Check if Number is a Sum of Powers of Three

What is this problem about?

The "Check if Number is a Sum of Powers of Three" coding problem asks you to determine if a given integer $n$ can be represented as the sum of distinct powers of three. For example, if $n = 12$, you can write it as $3^1 + 3^2$, which are distinct powers. However, if $n = 21$, you might try $3^2 + 3^2 + 3^1$, but since the powers must be distinct (meaning each power can be used at most once), you must decide if such a combination exists.

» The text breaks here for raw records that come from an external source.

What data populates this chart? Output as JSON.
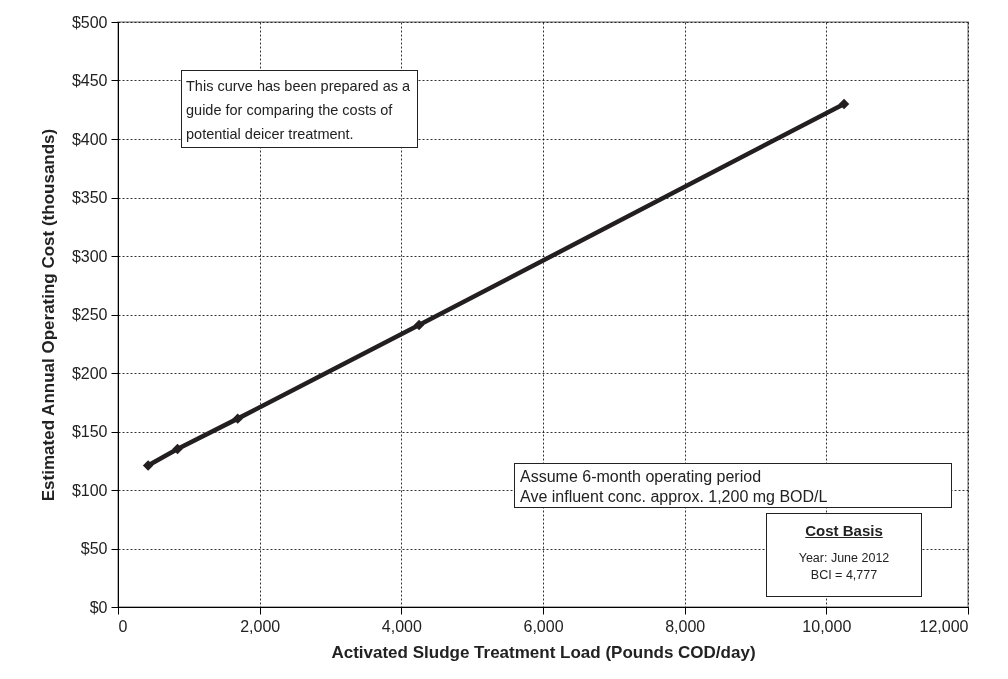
{
  "chart_data": {
    "type": "line",
    "xlabel": "Activated Sludge Treatment Load (Pounds COD/day)",
    "ylabel": "Estimated Annual Operating Cost (thousands)",
    "x": [
      425,
      840,
      1690,
      4250,
      10250
    ],
    "series": [
      {
        "color": "#231f20",
        "values": [
          121,
          135,
          161,
          241,
          430
        ]
      }
    ],
    "xlim": [
      0,
      12000
    ],
    "xticks": [
      0,
      {
        "value": 2000,
        "label": "2,000"
      },
      {
        "value": 4000,
        "label": "4,000"
      },
      {
        "value": 6000,
        "label": "6,000"
      },
      {
        "value": 8000,
        "label": "8,000"
      },
      {
        "value": 10000,
        "label": "10,000"
      },
      {
        "value": 12000,
        "label": "12,000"
      }
    ],
    "ylim": [
      0,
      500
    ],
    "yticks": [
      {
        "value": 0,
        "label": "$0"
      },
      {
        "value": 50,
        "label": "$50"
      },
      {
        "value": 100,
        "label": "$100"
      },
      {
        "value": 150,
        "label": "$150"
      },
      {
        "value": 200,
        "label": "$200"
      },
      {
        "value": 250,
        "label": "$250"
      },
      {
        "value": 300,
        "label": "$300"
      },
      {
        "value": 350,
        "label": "$350"
      },
      {
        "value": 400,
        "label": "$400"
      },
      {
        "value": 450,
        "label": "$450"
      },
      {
        "value": 500,
        "label": "$500"
      }
    ],
    "grid": true,
    "marker": "diamond",
    "line_style": "solid",
    "annotations": [
      "This curve has been prepared as a\nguide for comparing the costs of\npotential deicer treatment.",
      "Assume 6-month operating period\nAve influent conc. approx. 1,200 mg BOD/L",
      "Cost Basis",
      "Year: June 2012\nBCI = 4,777"
    ]
  }
}
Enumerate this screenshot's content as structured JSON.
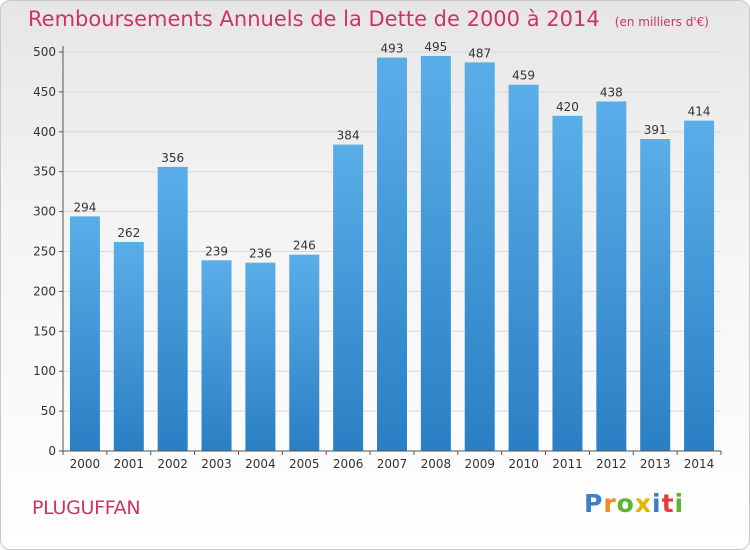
{
  "chart_data": {
    "type": "bar",
    "title": "Remboursements Annuels de la Dette de 2000 à 2014",
    "unit_note": "(en milliers d'€)",
    "categories": [
      "2000",
      "2001",
      "2002",
      "2003",
      "2004",
      "2005",
      "2006",
      "2007",
      "2008",
      "2009",
      "2010",
      "2011",
      "2012",
      "2013",
      "2014"
    ],
    "values": [
      294,
      262,
      356,
      239,
      236,
      246,
      384,
      493,
      495,
      487,
      459,
      420,
      438,
      391,
      414
    ],
    "ylim": [
      0,
      500
    ],
    "yticks": [
      0,
      50,
      100,
      150,
      200,
      250,
      300,
      350,
      400,
      450,
      500
    ],
    "grid": true,
    "bar_color_top": "#5aaee8",
    "bar_color_bottom": "#2a7fc4"
  },
  "commune": "PLUGUFFAN",
  "brand": {
    "letters": [
      "P",
      "r",
      "o",
      "x",
      "i",
      "t",
      "i"
    ],
    "colors": [
      "#3a7fc8",
      "#f08a1c",
      "#5bb530",
      "#e0b800",
      "#3a7fc8",
      "#e04040",
      "#5bb530"
    ]
  },
  "colors": {
    "title": "#cc3366",
    "grid": "#d9d9d9",
    "axis": "#555555"
  }
}
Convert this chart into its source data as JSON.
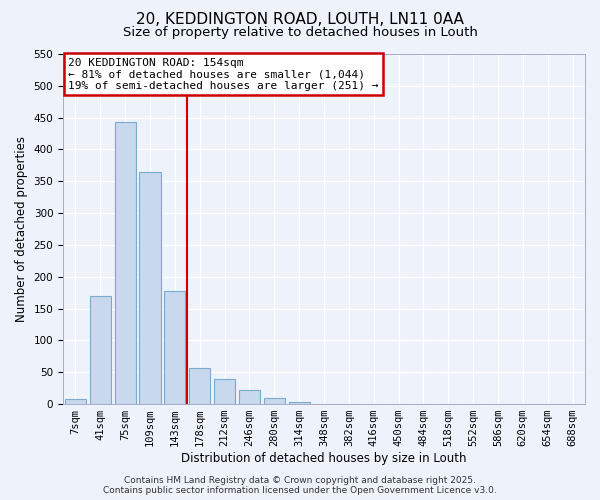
{
  "title_line1": "20, KEDDINGTON ROAD, LOUTH, LN11 0AA",
  "title_line2": "Size of property relative to detached houses in Louth",
  "xlabel": "Distribution of detached houses by size in Louth",
  "ylabel": "Number of detached properties",
  "bar_labels": [
    "7sqm",
    "41sqm",
    "75sqm",
    "109sqm",
    "143sqm",
    "178sqm",
    "212sqm",
    "246sqm",
    "280sqm",
    "314sqm",
    "348sqm",
    "382sqm",
    "416sqm",
    "450sqm",
    "484sqm",
    "518sqm",
    "552sqm",
    "586sqm",
    "620sqm",
    "654sqm",
    "688sqm"
  ],
  "bar_values": [
    8,
    170,
    443,
    365,
    178,
    57,
    40,
    22,
    10,
    3,
    0,
    0,
    0,
    0,
    0,
    0,
    0,
    0,
    0,
    0,
    0
  ],
  "bar_color": "#c8d8ed",
  "bar_edge_color": "#7aabcf",
  "ylim": [
    0,
    550
  ],
  "yticks": [
    0,
    50,
    100,
    150,
    200,
    250,
    300,
    350,
    400,
    450,
    500,
    550
  ],
  "red_line_color": "#cc0000",
  "red_line_x": 4.5,
  "annotation_title": "20 KEDDINGTON ROAD: 154sqm",
  "annotation_line1": "← 81% of detached houses are smaller (1,044)",
  "annotation_line2": "19% of semi-detached houses are larger (251) →",
  "annotation_box_color": "#ffffff",
  "annotation_box_edge": "#cc0000",
  "footer_line1": "Contains HM Land Registry data © Crown copyright and database right 2025.",
  "footer_line2": "Contains public sector information licensed under the Open Government Licence v3.0.",
  "background_color": "#eef2fb",
  "grid_color": "#ffffff",
  "title_fontsize": 11,
  "subtitle_fontsize": 9.5,
  "axis_label_fontsize": 8.5,
  "tick_fontsize": 7.5,
  "annotation_fontsize": 8,
  "footer_fontsize": 6.5
}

Why is this asked in interviews?

Companies like Meta, Google, and Amazon ask this question to evaluate a candidate's grasp of number systems and mathematical intuition. It is essentially a test of whether you can think outside the base-10 decimal system. Understanding how numbers are represented in different bases (like binary, ternary, or hexadecimal) is a fundamental skill for low-level programming and algorithm optimization.

Algorithmic pattern used

This problem follows a Math and Number Base interview pattern. Specifically, it relates to the ternary (base-3) representation of a number. In base-3, any number is represented using the digits 0, 1, and 2. If a number can be formed by the sum of distinct powers of three, its ternary representation must only contain the digits 0 or 1. If a '2' appears in the base-3 representation, it means that a specific power of three would need to be used twice, which violates the "distinct" rule.

Example explanation

Suppose we want to check if $n = 91$ can be a sum of distinct powers of three.

• We repeatedly divide by 3 and check the remainder:
• $91 \div 3 = 30$, remainder 1. (OK)
• $30 \div 3 = 10$, remainder 0. (OK)
• $10 \div 3 = 3$, remainder 1. (OK)
• $3 \div 3 = 1$, remainder 0. (OK)
• $1 \div 3 = 0$, remainder 1. (OK) Since all remainders were either 0 or 1, the ternary representation is $10101_3$. This translates to $3^4 + 3^2 + 3^0 = 81 + 9 + 1 = 91$. Thus, the answer is true.

Common mistakes candidates make

A common error is overcomplicating the solution with backtracking or dynamic programming to find the exact powers. While those methods might work for small numbers, they are inefficient. Another mistake is failing to realize that "distinct" simply means we cannot have a '2' in base-3. Candidates also sometimes forget that $3^0 = 1$ is a valid power of three.

Interview preparation tip

When you see a problem involving "sums of distinct powers of X," immediately think about base-X representation. Practice converting numbers between bases manually, as it helps build the mental model needed to solve these types of mathematical logic puzzles quickly.